Flournoy also said Conaway had not resorted to physical punishment in more than a year, and was disciplining her son because he was facing troubles at school after kicking a teacher's aide the week before the spanking. Two days later, Conaway saw him striking another child and called him into the apartment where she struck him five to 10 times. The punishment came at the end of two years filled with behavioral problems, Flournoy said.
"She had every reason to punish her child," Flournoy said. "It just got out of hand."
However, prosecutor LaRae Moore, who previously sought jail time for Conaway, countered that some crimes are committed alongside larger crimes, and that the battery charge fell into that case because of the child cruelty charge. Moore sought probation, supervised visitation and parenting classes for Conaway, saying the mother had not shown remorse for her actions.
"To me, this issue is being able to recognize when your conduct hurts a child. Not just for this case, but for the future — this child's future," Moore said. "The issue is not whether you can discipline your child, but whether you can to this extent and degree.

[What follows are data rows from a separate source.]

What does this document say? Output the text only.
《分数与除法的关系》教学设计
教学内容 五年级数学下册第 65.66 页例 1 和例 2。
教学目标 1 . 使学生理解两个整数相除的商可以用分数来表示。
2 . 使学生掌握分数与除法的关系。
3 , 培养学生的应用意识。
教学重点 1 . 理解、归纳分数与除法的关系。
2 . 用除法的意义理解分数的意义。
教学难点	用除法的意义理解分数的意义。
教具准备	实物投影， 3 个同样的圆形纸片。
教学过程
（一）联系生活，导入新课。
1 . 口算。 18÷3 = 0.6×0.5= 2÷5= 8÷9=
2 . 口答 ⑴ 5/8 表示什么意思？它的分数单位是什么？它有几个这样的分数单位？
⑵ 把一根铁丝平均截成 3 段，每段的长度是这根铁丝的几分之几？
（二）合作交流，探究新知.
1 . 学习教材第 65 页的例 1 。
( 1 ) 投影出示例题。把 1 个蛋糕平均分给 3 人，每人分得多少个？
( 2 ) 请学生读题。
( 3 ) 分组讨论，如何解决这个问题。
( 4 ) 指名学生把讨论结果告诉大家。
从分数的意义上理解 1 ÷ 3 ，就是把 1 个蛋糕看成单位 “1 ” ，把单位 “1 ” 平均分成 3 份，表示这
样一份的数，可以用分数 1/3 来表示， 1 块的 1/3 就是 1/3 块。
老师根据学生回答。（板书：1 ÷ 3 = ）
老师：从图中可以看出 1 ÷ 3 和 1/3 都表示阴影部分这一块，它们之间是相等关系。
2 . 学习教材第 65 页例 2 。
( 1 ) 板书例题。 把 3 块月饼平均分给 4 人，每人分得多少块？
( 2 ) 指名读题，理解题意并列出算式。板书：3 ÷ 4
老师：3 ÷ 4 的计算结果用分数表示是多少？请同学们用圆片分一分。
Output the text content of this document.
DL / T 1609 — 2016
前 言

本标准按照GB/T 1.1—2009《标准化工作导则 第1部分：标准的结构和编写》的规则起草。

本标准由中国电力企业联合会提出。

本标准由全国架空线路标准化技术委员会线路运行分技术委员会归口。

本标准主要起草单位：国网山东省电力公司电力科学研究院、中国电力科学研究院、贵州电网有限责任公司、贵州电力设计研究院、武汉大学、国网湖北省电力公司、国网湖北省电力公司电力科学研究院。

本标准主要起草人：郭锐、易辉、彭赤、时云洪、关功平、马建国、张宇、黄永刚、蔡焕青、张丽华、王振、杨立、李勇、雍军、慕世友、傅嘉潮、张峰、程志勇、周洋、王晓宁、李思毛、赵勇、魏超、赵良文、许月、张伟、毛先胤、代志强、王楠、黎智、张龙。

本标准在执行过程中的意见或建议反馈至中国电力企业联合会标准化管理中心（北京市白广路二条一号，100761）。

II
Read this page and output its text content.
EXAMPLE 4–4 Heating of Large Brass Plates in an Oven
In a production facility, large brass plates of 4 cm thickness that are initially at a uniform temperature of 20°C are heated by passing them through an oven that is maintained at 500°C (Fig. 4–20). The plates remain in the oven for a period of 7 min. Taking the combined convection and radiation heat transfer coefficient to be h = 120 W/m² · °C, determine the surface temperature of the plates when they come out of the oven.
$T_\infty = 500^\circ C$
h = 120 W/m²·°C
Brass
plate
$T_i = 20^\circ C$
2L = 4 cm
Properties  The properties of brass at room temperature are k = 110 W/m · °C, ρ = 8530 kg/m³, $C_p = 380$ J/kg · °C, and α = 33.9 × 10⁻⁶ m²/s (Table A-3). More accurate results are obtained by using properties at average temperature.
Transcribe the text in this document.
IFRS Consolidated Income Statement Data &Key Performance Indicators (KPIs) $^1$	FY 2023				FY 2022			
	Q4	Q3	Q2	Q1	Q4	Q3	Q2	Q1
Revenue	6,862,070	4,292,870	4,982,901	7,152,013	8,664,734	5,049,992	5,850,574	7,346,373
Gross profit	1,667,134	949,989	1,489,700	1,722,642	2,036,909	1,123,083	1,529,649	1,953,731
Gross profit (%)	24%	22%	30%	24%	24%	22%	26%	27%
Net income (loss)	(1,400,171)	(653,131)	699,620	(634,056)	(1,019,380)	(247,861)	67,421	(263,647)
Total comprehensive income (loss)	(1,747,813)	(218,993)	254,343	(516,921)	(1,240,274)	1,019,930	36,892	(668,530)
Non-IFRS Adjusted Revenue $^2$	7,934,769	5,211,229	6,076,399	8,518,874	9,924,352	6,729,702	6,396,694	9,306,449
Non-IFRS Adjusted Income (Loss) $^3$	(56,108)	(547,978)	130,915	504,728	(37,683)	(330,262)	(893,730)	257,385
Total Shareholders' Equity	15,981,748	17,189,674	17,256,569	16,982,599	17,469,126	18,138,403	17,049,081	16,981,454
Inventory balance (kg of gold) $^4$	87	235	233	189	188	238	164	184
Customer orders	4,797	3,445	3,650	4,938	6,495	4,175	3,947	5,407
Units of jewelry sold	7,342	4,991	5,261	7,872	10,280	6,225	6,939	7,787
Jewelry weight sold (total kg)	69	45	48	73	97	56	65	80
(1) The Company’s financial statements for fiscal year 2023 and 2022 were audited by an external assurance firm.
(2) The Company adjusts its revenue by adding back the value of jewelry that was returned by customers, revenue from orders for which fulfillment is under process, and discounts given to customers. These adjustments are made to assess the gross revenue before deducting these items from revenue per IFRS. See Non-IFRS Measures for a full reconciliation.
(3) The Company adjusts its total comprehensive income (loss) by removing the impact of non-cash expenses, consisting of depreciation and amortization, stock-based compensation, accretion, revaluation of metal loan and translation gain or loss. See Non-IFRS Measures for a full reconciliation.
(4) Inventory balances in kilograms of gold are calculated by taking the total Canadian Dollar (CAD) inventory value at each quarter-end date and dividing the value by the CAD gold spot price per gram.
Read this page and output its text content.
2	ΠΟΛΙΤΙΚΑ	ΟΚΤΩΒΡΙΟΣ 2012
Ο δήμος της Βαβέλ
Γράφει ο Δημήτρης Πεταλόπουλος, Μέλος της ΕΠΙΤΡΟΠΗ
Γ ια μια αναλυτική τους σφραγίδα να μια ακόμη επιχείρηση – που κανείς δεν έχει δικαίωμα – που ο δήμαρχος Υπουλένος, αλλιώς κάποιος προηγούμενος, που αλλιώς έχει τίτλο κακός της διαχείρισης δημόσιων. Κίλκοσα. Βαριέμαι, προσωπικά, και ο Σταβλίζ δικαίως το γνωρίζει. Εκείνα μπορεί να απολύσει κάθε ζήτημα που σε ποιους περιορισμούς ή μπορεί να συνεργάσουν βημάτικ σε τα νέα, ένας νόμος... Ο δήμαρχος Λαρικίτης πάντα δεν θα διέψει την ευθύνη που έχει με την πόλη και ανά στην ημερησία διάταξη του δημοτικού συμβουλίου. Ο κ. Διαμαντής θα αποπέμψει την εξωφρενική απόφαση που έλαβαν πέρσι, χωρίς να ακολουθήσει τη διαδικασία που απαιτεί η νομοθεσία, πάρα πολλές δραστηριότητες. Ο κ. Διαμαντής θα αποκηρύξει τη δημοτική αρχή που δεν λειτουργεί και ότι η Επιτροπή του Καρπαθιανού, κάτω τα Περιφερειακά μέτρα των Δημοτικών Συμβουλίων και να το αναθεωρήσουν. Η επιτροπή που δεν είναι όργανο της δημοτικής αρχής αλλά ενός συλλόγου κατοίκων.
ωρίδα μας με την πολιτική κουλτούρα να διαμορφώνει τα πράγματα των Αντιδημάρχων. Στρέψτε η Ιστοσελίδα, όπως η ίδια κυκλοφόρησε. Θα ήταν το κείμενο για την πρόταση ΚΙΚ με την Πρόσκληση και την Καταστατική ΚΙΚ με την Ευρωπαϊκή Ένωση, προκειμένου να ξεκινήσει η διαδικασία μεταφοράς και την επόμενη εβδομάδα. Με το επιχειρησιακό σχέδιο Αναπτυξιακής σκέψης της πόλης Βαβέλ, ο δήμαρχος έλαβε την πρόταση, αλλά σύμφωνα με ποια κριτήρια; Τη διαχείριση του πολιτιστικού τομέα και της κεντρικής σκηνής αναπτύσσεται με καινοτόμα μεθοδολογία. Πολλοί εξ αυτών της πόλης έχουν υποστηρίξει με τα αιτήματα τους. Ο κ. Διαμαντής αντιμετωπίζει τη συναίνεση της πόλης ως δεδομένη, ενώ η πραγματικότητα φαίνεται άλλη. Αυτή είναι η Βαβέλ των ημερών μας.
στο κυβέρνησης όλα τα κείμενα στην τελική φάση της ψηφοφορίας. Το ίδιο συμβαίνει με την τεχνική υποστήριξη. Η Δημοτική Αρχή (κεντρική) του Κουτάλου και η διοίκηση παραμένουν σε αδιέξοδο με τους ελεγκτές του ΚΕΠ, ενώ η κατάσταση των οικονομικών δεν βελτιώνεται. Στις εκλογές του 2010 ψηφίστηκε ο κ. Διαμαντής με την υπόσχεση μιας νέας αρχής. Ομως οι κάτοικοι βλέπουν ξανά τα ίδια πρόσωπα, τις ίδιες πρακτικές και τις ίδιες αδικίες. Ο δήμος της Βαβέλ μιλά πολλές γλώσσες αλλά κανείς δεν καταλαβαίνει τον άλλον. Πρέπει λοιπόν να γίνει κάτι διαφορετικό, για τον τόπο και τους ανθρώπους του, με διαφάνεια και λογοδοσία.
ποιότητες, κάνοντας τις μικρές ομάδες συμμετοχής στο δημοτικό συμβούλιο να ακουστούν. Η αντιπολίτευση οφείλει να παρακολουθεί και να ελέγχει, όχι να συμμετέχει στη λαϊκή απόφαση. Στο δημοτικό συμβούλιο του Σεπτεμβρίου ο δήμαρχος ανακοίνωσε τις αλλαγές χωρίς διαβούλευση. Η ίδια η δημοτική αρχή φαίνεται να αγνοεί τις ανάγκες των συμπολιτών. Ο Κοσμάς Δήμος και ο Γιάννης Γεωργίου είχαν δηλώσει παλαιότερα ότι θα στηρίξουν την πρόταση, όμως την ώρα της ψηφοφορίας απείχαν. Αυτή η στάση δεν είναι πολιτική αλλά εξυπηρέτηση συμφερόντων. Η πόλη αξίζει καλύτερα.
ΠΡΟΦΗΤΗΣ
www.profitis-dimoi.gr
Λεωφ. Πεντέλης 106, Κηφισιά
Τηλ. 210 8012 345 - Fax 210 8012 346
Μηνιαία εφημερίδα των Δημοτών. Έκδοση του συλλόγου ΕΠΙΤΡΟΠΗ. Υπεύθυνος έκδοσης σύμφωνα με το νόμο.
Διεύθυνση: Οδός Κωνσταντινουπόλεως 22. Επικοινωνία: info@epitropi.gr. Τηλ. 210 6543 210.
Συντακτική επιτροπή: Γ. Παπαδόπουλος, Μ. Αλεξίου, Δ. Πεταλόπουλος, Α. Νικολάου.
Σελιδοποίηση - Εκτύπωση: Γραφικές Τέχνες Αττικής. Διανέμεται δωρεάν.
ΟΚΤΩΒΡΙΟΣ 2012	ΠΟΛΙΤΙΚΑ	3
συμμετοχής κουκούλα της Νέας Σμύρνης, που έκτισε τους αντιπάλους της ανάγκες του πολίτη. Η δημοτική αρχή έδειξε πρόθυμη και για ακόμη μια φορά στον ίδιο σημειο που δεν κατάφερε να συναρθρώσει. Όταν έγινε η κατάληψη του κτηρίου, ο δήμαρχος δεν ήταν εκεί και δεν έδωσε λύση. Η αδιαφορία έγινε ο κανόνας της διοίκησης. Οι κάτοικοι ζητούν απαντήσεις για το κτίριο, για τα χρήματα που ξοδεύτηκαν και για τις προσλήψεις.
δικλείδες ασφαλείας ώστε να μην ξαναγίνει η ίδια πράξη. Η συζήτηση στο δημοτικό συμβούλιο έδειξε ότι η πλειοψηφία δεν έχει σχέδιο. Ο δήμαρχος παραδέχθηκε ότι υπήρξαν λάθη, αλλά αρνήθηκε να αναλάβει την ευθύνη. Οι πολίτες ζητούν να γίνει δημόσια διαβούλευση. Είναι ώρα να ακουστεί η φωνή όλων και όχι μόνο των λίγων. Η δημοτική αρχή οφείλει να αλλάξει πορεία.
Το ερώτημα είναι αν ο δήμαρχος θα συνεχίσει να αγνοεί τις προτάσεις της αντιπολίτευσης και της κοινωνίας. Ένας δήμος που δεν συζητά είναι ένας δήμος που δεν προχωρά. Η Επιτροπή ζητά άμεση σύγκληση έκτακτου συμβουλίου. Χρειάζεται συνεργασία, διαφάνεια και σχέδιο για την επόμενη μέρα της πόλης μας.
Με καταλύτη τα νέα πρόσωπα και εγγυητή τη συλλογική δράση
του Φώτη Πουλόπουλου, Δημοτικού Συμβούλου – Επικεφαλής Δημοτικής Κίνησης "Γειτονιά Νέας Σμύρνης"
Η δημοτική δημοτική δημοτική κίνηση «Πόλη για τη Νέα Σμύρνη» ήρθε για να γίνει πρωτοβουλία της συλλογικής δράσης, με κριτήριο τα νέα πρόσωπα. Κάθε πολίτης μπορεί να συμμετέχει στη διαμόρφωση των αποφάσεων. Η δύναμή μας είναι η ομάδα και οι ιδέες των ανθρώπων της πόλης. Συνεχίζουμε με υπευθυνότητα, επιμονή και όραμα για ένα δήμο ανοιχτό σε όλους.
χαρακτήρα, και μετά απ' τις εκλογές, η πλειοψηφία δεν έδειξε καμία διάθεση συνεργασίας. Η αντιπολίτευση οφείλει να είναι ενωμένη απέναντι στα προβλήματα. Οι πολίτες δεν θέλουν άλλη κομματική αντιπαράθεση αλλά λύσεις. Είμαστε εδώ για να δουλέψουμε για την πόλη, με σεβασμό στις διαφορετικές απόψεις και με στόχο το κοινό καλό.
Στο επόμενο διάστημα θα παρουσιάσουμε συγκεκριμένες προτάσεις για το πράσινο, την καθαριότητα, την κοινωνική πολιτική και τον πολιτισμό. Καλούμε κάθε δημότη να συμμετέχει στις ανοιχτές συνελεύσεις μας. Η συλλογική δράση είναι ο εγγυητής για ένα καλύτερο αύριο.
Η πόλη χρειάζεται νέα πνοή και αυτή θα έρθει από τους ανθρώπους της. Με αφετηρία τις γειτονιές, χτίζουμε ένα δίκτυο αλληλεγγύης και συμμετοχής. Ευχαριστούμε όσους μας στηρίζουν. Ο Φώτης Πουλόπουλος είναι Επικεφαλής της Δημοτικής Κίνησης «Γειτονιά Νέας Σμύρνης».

You cannot injure your child and beat them near to death."
Towards the end of the hearing, Flournoy called on Conaway's mother for a statement, who said her daughter displayed no malice and that it was a single incident. The argument did not sway Rumer, who stipulated that Conaway was not to use corporal punishment on her son or any existing or future children that she has.
Conaway must also complete a parenting class and may have visits to her son supervised under court order, Rumer said.